Había llegado el momento del sermón. Yo había querido llevar la voz cantante. Había querido ganar. ¿Cómo había podido ser tan ingenua? No había regresado triunfalmente a Staffordshire Terrace. Había vuelto como la hija pródiga, una ruina física en lugar de económica, aferrada a aforismos como «la sangre es más espesa que el agua, ¿eh?», como si pudieran renconstruir un puente que tanto me había gustado destruir. Confié en sobrevivir a lo que ella creía que yo debía escuchar en aquel momento: este es el resultado… ¿Qué se siente cuando el cuerpo se va despedazando?… Rompiste el corazón de tu padre… Destruíste nuestras vidas-Sobreviviría, pensé. Solo eran palabras. Ella necesitaba decirlas. En cuanto hubiera terminado, podríamos pasar de las recriminaciones a los proyectos para el futuro. Para acabar con el sermón lo antes posible, le di una ayudita.
– Cometí estupideces, madre… No era tan lista como pensaba. Me equivoqué y lo siento.
Era su turno. Esperé, resignada. Que me destroce, pensé.
– Yo también, Olivia. Lo siento, quiero decir.

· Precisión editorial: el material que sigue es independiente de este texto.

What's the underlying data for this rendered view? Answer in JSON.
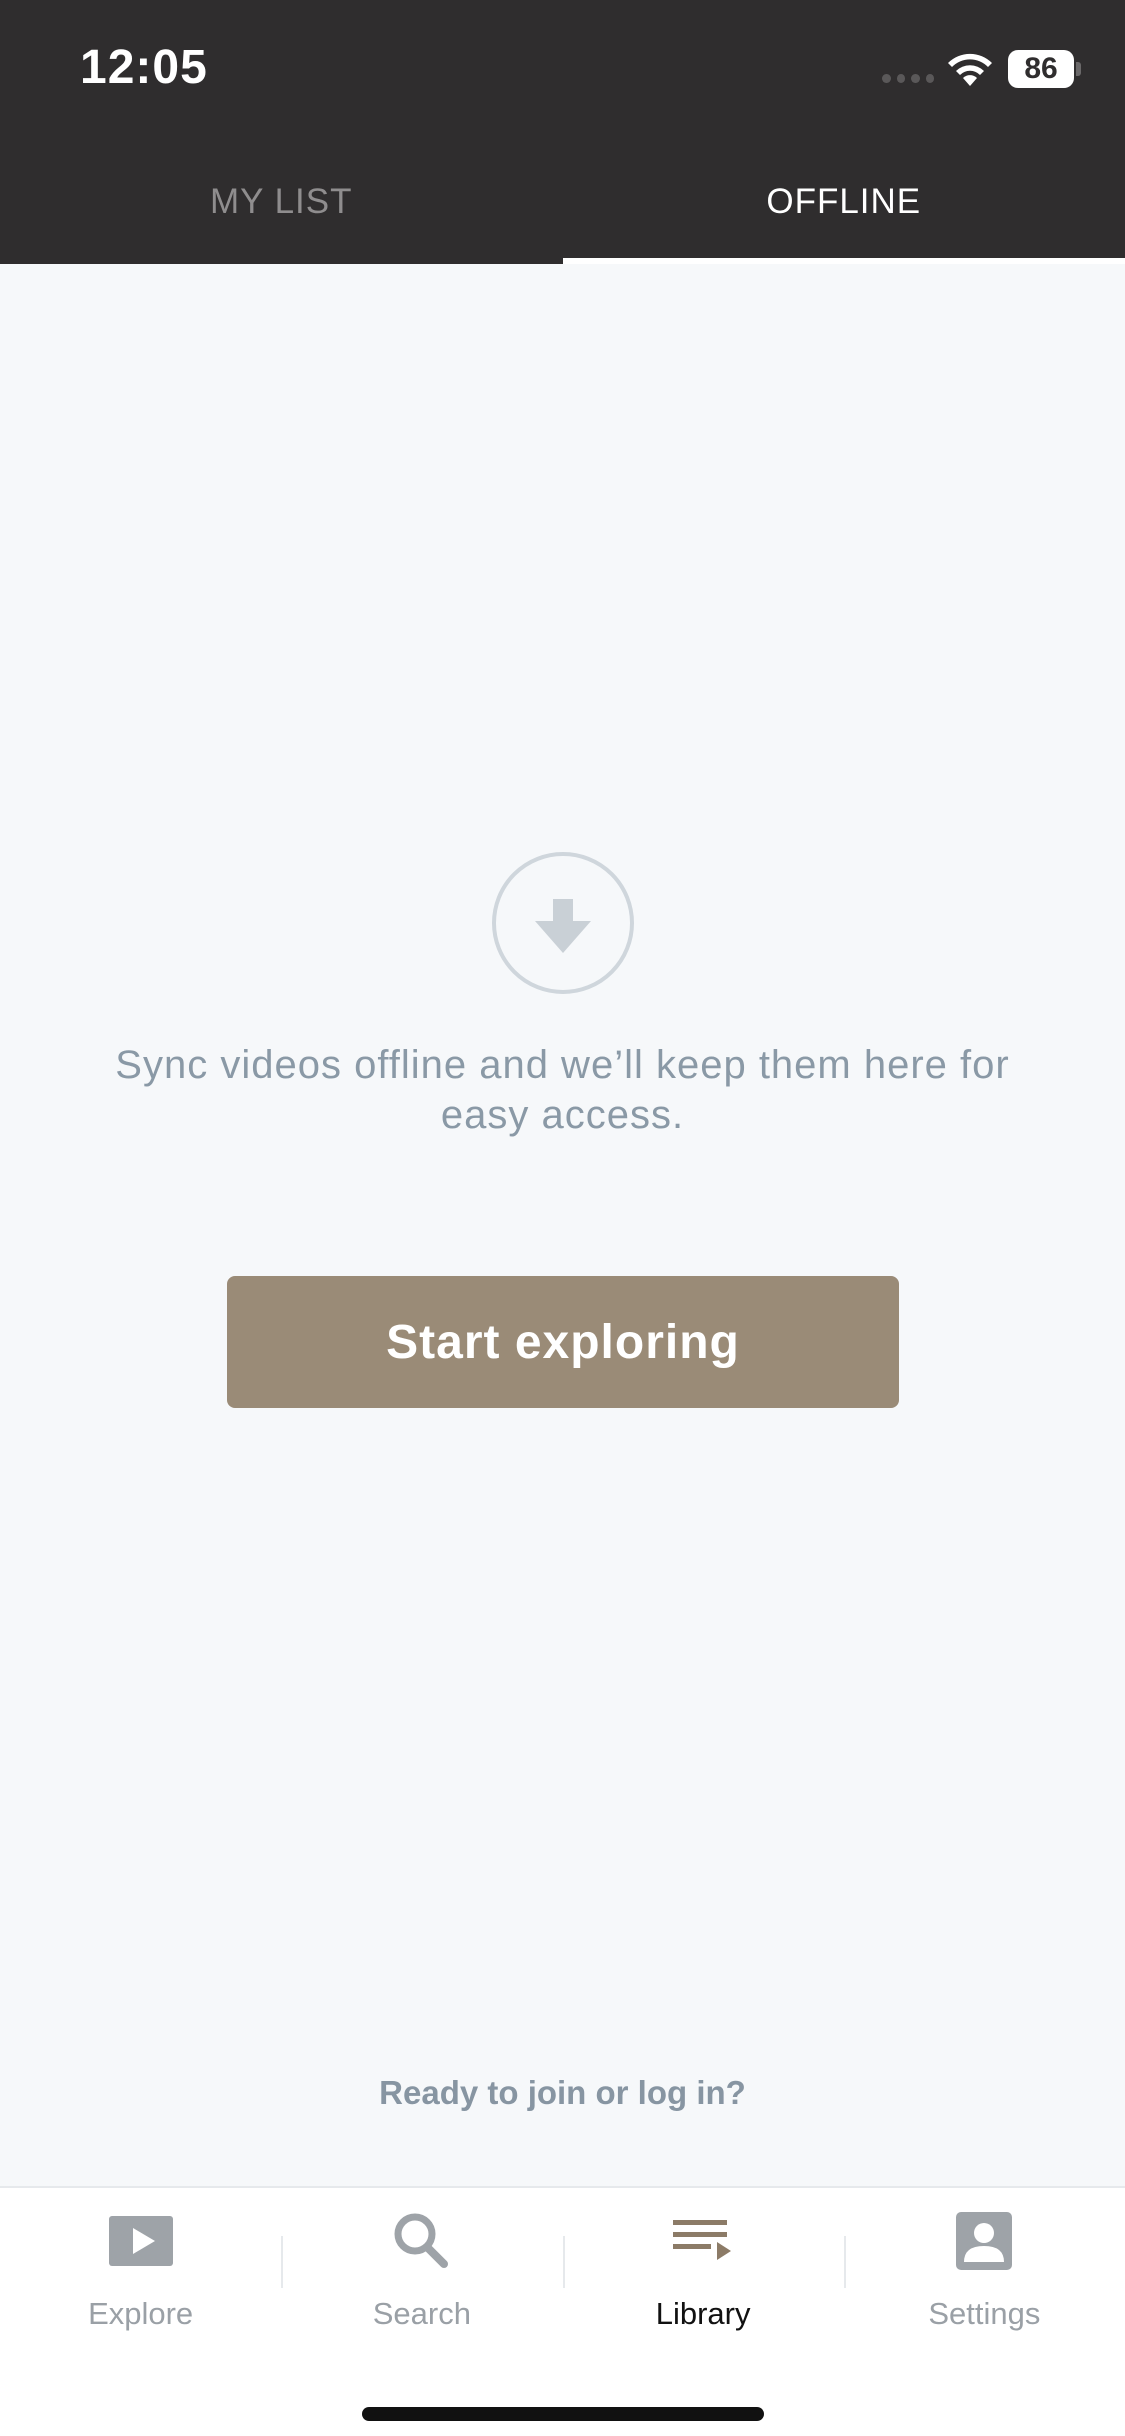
{
  "status_bar": {
    "time": "12:05",
    "battery": "86",
    "icons": [
      "signal-icon",
      "wifi-icon",
      "battery-icon"
    ]
  },
  "top_tabs": [
    {
      "label": "MY LIST",
      "active": false
    },
    {
      "label": "OFFLINE",
      "active": true
    }
  ],
  "empty_state": {
    "icon": "download-icon",
    "message": "Sync videos offline and we’ll keep them here for easy access.",
    "button_label": "Start exploring"
  },
  "join_prompt": "Ready to join or log in?",
  "bottom_nav": [
    {
      "label": "Explore",
      "icon": "play-icon",
      "active": false
    },
    {
      "label": "Search",
      "icon": "search-icon",
      "active": false
    },
    {
      "label": "Library",
      "icon": "library-icon",
      "active": true
    },
    {
      "label": "Settings",
      "icon": "profile-icon",
      "active": false
    }
  ],
  "colors": {
    "header_bg": "#2f2d2e",
    "page_bg": "#f6f8fa",
    "accent_button": "#9a8b77",
    "library_icon": "#8c7b67",
    "muted_text": "#8a99a6"
  }
}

Nada más. No la estaba mirando, sino que tironeaba de un hilo suelto de la costura de mis tejanos. Alcé los ojos. Los de mi madre parecían húmedos, pero no supe si la humedad significaba lágrimas, agotamiento o un esfuerzo por combatir la migraña. Daba la impresión de estar envejeciendo a marchas forzadas. Pese a su aspecto de media hora antes, en aquel momento aparentaba su verdadera edad.
Formulé la pregunta sin darme cuenta.
– ¿Por qué me enviaste aquel telegrama?
– Para herirte.
– Podríamos habernos ayudado mutuamente.
– Entonces no, Olivia.
– Te odiaba.
– Yo te culpaba.
– ¿Aún me culpas?
Negó con la cabeza.
– ¿Y tú?
Reflexioné sobre la pregunta.
– No lo sé.
Sonrió apenas.
– Por lo visto, te has vuelto sincera.
– Es porque voy a morir.
– No debes decir…
– Va incluido en el lote de la sinceridad. -Bajé la taza hacia la mesa. Tabaleó como huesos secos sobre el platillo. Me la cogió. Apoyó la mano sobre mi puño derecho-. Has cambiado. No eres como yo esperaba.
– Es obra del amor.
Lo dijo sin la menor señal de embarazo. No parecía orgullosa ni cautelosa. Hablaba como si se limitara a enunciar un hecho.
– ¿Dónde está él? -pregunté.
Frunció el entrecejo, como perpleja.